Vigésimo sexto día del quinto mes. Al principio volar no me gustaba nada, me daba miedo. La primera vez que me ofrecieron incorporarme a esta nave lo rechacé de plano, no me subiría ni a un simple avión. Pero la vida te lleva por caminos insospechados.
Ya conocía a aquella mujer y estaba rondando a su alrededor desde hacía mucho tiempo con resultados alentadores pero nada definitivos.
Un día recibí una llamada en la que me contaba que estaba haciendo un curso de parapente y que para el último día, el día del gran salto, quería que fuese a recogerla y la contemplase volar.
Como no podía perder cualquier oportunidad de estar en su compañía cogí mi coche y me planté en un lugar perdido de Guadalajara donde hay unos cerros de cierta altura. Llegué con tiempo suficiente de ver los preparativos para el salto y sentí lo emocionada que estaba ella con la experiencia, y lo emocionados que estaban algunos contemplándola. Quizás fue eso, pero empecé a inquietarme un poco.
Pero cuando subimos al cerro y vi desde dónde iba a saltar ella sola, después de un curso de sólo tres días, de ver dónde estaba el suelo en el que tenía que aterrizar entré en pánico y comencé a hacer el ridículo delante de todo el mundo, pidiendo, rogando, suplicando que no se lanzara por ese precipicio. Finalmente, solo bastó una mirada suya para paralizarme y conseguir que la dejara en paz; como siempre, sabía lo que hacía.
Y saltó, y voló, y le gustó tanto la experiencia que semanas después estábamos llegando a cimas más altas para continuar con su formación voladora.

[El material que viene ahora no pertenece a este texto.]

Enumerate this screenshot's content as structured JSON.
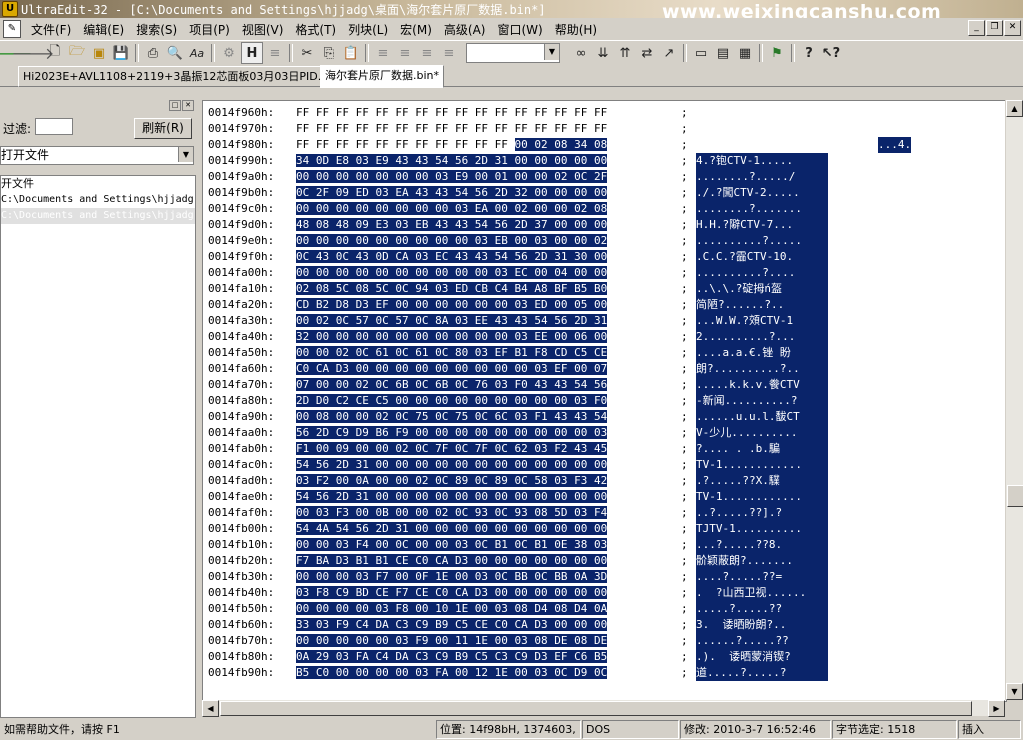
{
  "window": {
    "title": "UltraEdit-32 - [C:\\Documents and Settings\\hjjadg\\桌面\\海尔套片原厂数据.bin*]",
    "watermark": "www.weixingcanshu.com",
    "app_icon_letter": "U"
  },
  "menu": [
    "文件(F)",
    "编辑(E)",
    "搜索(S)",
    "项目(P)",
    "视图(V)",
    "格式(T)",
    "列块(L)",
    "宏(M)",
    "高级(A)",
    "窗口(W)",
    "帮助(H)"
  ],
  "toolbar": {
    "icons": [
      "back-arrow-icon",
      "forward-arrow-icon",
      "new-file-icon",
      "open-folder-icon",
      "open-icon",
      "save-icon",
      "print-icon",
      "print-preview-icon",
      "spell-check-icon",
      "find-icon",
      "hex-mode-icon",
      "word-wrap-icon",
      "cut-icon",
      "copy-icon",
      "paste-icon",
      "align-left-icon",
      "align-center-icon",
      "align-right-icon",
      "justify-icon"
    ],
    "right_icons": [
      "binoculars-icon",
      "find-next-icon",
      "find-prev-icon",
      "replace-icon",
      "goto-icon",
      "split-window-icon",
      "cascade-icon",
      "tile-icon",
      "ftp-icon",
      "help-icon",
      "context-help-icon"
    ]
  },
  "tabs": [
    "Hi2023E+AVL1108+2119+3晶振12芯面板03月03日PID.bin",
    "海尔套片原厂数据.bin*"
  ],
  "left_panel": {
    "filter_label": "过滤:",
    "refresh_label": "刷新(R)",
    "combo_value": "打开文件",
    "items": [
      "开文件",
      "C:\\Documents and Settings\\hjjadg",
      "C:\\Documents and Settings\\hjjadg"
    ]
  },
  "hex_rows": [
    {
      "addr": "0014f960h:",
      "bytes": "FF FF FF FF FF FF FF FF FF FF FF FF FF FF FF FF",
      "ascii": "",
      "sel": "none"
    },
    {
      "addr": "0014f970h:",
      "bytes": "FF FF FF FF FF FF FF FF FF FF FF FF FF FF FF FF",
      "ascii": "",
      "sel": "none"
    },
    {
      "addr": "0014f980h:",
      "bytes_pre": "FF FF FF FF FF FF FF FF FF FF FF ",
      "bytes_sel": "00 02 08 34 08",
      "ascii": "...4.",
      "sel": "partial"
    },
    {
      "addr": "0014f990h:",
      "bytes": "34 0D E8 03 E9 43 43 54 56 2D 31 00 00 00 00 00",
      "ascii": "4.?铇CTV-1.....",
      "sel": "full"
    },
    {
      "addr": "0014f9a0h:",
      "bytes": "00 00 00 00 00 00 00 03 E9 00 01 00 00 02 0C 2F",
      "ascii": "........?...../",
      "sel": "full"
    },
    {
      "addr": "0014f9b0h:",
      "bytes": "0C 2F 09 ED 03 EA 43 43 54 56 2D 32 00 00 00 00",
      "ascii": "./.?闖CTV-2.....",
      "sel": "full"
    },
    {
      "addr": "0014f9c0h:",
      "bytes": "00 00 00 00 00 00 00 00 03 EA 00 02 00 00 02 08",
      "ascii": "........?.......",
      "sel": "full"
    },
    {
      "addr": "0014f9d0h:",
      "bytes": "48 08 48 09 E3 03 EB 43 43 54 56 2D 37 00 00 00",
      "ascii": "H.H.?隦CTV-7...",
      "sel": "full"
    },
    {
      "addr": "0014f9e0h:",
      "bytes": "00 00 00 00 00 00 00 00 00 03 EB 00 03 00 00 02",
      "ascii": "..........?.....",
      "sel": "full"
    },
    {
      "addr": "0014f9f0h:",
      "bytes": "0C 43 0C 43 0D CA 03 EC 43 43 54 56 2D 31 30 00",
      "ascii": ".C.C.?霝CTV-10.",
      "sel": "full"
    },
    {
      "addr": "0014fa00h:",
      "bytes": "00 00 00 00 00 00 00 00 00 00 03 EC 00 04 00 00",
      "ascii": "..........?....",
      "sel": "full"
    },
    {
      "addr": "0014fa10h:",
      "bytes": "02 08 5C 08 5C 0C 94 03 ED CB C4 B4 A8 BF B5 B0",
      "ascii": "..\\.\\.?碇拇ń盔",
      "sel": "full"
    },
    {
      "addr": "0014fa20h:",
      "bytes": "CD B2 D8 D3 EF 00 00 00 00 00 00 03 ED 00 05 00",
      "ascii": "简陋?......?..",
      "sel": "full"
    },
    {
      "addr": "0014fa30h:",
      "bytes": "00 02 0C 57 0C 57 0C 8A 03 EE 43 43 54 56 2D 31",
      "ascii": "...W.W.?頝CTV-1",
      "sel": "full"
    },
    {
      "addr": "0014fa40h:",
      "bytes": "32 00 00 00 00 00 00 00 00 00 00 03 EE 00 06 00",
      "ascii": "2..........?...",
      "sel": "full"
    },
    {
      "addr": "0014fa50h:",
      "bytes": "00 00 02 0C 61 0C 61 0C 80 03 EF B1 F8 CD C5 CE",
      "ascii": "....a.a.€.锉 盼",
      "sel": "full"
    },
    {
      "addr": "0014fa60h:",
      "bytes": "C0 CA D3 00 00 00 00 00 00 00 00 00 03 EF 00 07",
      "ascii": "朗?..........?..",
      "sel": "full"
    },
    {
      "addr": "0014fa70h:",
      "bytes": "07 00 00 02 0C 6B 0C 6B 0C 76 03 F0 43 43 54 56",
      "ascii": ".....k.k.v.餋CTV",
      "sel": "full"
    },
    {
      "addr": "0014fa80h:",
      "bytes": "2D D0 C2 CE C5 00 00 00 00 00 00 00 00 00 03 F0",
      "ascii": "-新闻..........?",
      "sel": "full"
    },
    {
      "addr": "0014fa90h:",
      "bytes": "00 08 00 00 02 0C 75 0C 75 0C 6C 03 F1 43 43 54",
      "ascii": "......u.u.l.馛CT",
      "sel": "full"
    },
    {
      "addr": "0014faa0h:",
      "bytes": "56 2D C9 D9 B6 F9 00 00 00 00 00 00 00 00 00 03",
      "ascii": "V-少儿..........",
      "sel": "full"
    },
    {
      "addr": "0014fab0h:",
      "bytes": "F1 00 09 00 00 02 0C 7F 0C 7F 0C 62 03 F2 43 45",
      "ascii": "?.... . .b.騙",
      "sel": "full"
    },
    {
      "addr": "0014fac0h:",
      "bytes": "54 56 2D 31 00 00 00 00 00 00 00 00 00 00 00 00",
      "ascii": "TV-1............",
      "sel": "full"
    },
    {
      "addr": "0014fad0h:",
      "bytes": "03 F2 00 0A 00 00 02 0C 89 0C 89 0C 58 03 F3 42",
      "ascii": ".?.....??X.驜",
      "sel": "full"
    },
    {
      "addr": "0014fae0h:",
      "bytes": "54 56 2D 31 00 00 00 00 00 00 00 00 00 00 00 00",
      "ascii": "TV-1............",
      "sel": "full"
    },
    {
      "addr": "0014faf0h:",
      "bytes": "00 03 F3 00 0B 00 00 02 0C 93 0C 93 08 5D 03 F4",
      "ascii": "..?.....??].?",
      "sel": "full"
    },
    {
      "addr": "0014fb00h:",
      "bytes": "54 4A 54 56 2D 31 00 00 00 00 00 00 00 00 00 00",
      "ascii": "TJTV-1..........",
      "sel": "full"
    },
    {
      "addr": "0014fb10h:",
      "bytes": "00 00 03 F4 00 0C 00 00 03 0C B1 0C B1 0E 38 03",
      "ascii": "...?.....??8.",
      "sel": "full"
    },
    {
      "addr": "0014fb20h:",
      "bytes": "F7 BA D3 B1 B1 CE C0 CA D3 00 00 00 00 00 00 00",
      "ascii": "骱颖蔽朗?.......",
      "sel": "full"
    },
    {
      "addr": "0014fb30h:",
      "bytes": "00 00 00 03 F7 00 0F 1E 00 03 0C BB 0C BB 0A 3D",
      "ascii": "....?.....??=",
      "sel": "full"
    },
    {
      "addr": "0014fb40h:",
      "bytes": "03 F8 C9 BD CE F7 CE C0 CA D3 00 00 00 00 00 00",
      "ascii": ".  ?山西卫视......",
      "sel": "full"
    },
    {
      "addr": "0014fb50h:",
      "bytes": "00 00 00 00 03 F8 00 10 1E 00 03 08 D4 08 D4 0A",
      "ascii": ".....?.....??",
      "sel": "full"
    },
    {
      "addr": "0014fb60h:",
      "bytes": "33 03 F9 C4 DA C3 C9 B9 C5 CE C0 CA D3 00 00 00",
      "ascii": "3.  诿晒盼朗?..",
      "sel": "full"
    },
    {
      "addr": "0014fb70h:",
      "bytes": "00 00 00 00 00 03 F9 00 11 1E 00 03 08 DE 08 DE",
      "ascii": "......?.....??",
      "sel": "full"
    },
    {
      "addr": "0014fb80h:",
      "bytes": "0A 29 03 FA C4 DA C3 C9 B9 C5 C3 C9 D3 EF C6 B5",
      "ascii": ".).  诿晒蒙消锲?",
      "sel": "full"
    },
    {
      "addr": "0014fb90h:",
      "bytes_sel": "B5 C0 00 00 00 00 03 FA 00 12 1E 00 03 0C D9 0C",
      "ascii": "道.....?.....?",
      "sel": "full"
    }
  ],
  "status": {
    "help": "如需帮助文件，请按 F1",
    "position": "位置: 14f98bH, 1374603,",
    "mode": "DOS",
    "modified": "修改: 2010-3-7 16:52:46",
    "selection": "字节选定: 1518",
    "insert": "插入"
  }
}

Formación a la que me tuve que añadir porque los cielos se comparten con otros animales voladores que están al acecho de cualquier debilidad, buitres carroñeros, que habían detectado mi miedo a volar y no estaban dispuestos a dejar pasar la ocasión de cortejar tan hermosa criatura.
Así, que ya me pueden imaginar tragándome mis temores, poniéndome la equipación, mono, arnés, casco, walki-talkie, para comenzar a correr ladera abajo y desplegar el parapente, así durante varios días hasta hacer pequeños despegues y aterrizajes para dominar la técnica.
Hicimos varios saltos desde alturas más elevadas cada vez, con vuelos altos desde donde pude dejar claro que también estaría a la altura si había que marcar territorio.
El último día del curso era el del gran salto, todos mis temores, ciertos o no, se habían disipado, mi miedo a volar había desaparecido a medida que me sentía seguro manejando la vela.
La sensación de despegar del suelo, notar que la tela del parapente se despliega, tira ligeramente de ti, y comienzas a volar es difícil de explicar. El suelo se aleja, desperecen sus ruidos, un ligero viento acaricia tu cara y contemplas desde las alturas el paisaje que te rodea, las cimas de los alrededores bajo tus pies, los arroyos descendiendo por las laderas, los prados, los caminos, los pueblecitos como si fueran maquetas, y tú sentado viendo el espectáculo reservado a los pájaros en primera fila.
Jamás he vuelto a sentir esa sensación de paz y tranquilidad, estar en el cielo no era una metáfora, era la gloria. Superar tus miedos es adentrarte en ellos, desafiarlos, y lo mismo hasta tienes suerte y consigues superarlos.
Superé el miedo a volar, y mi pinta con mono y casco surtió efecto y los quebrantahuesos de los Pirineos se tuvieron que batir en retirada.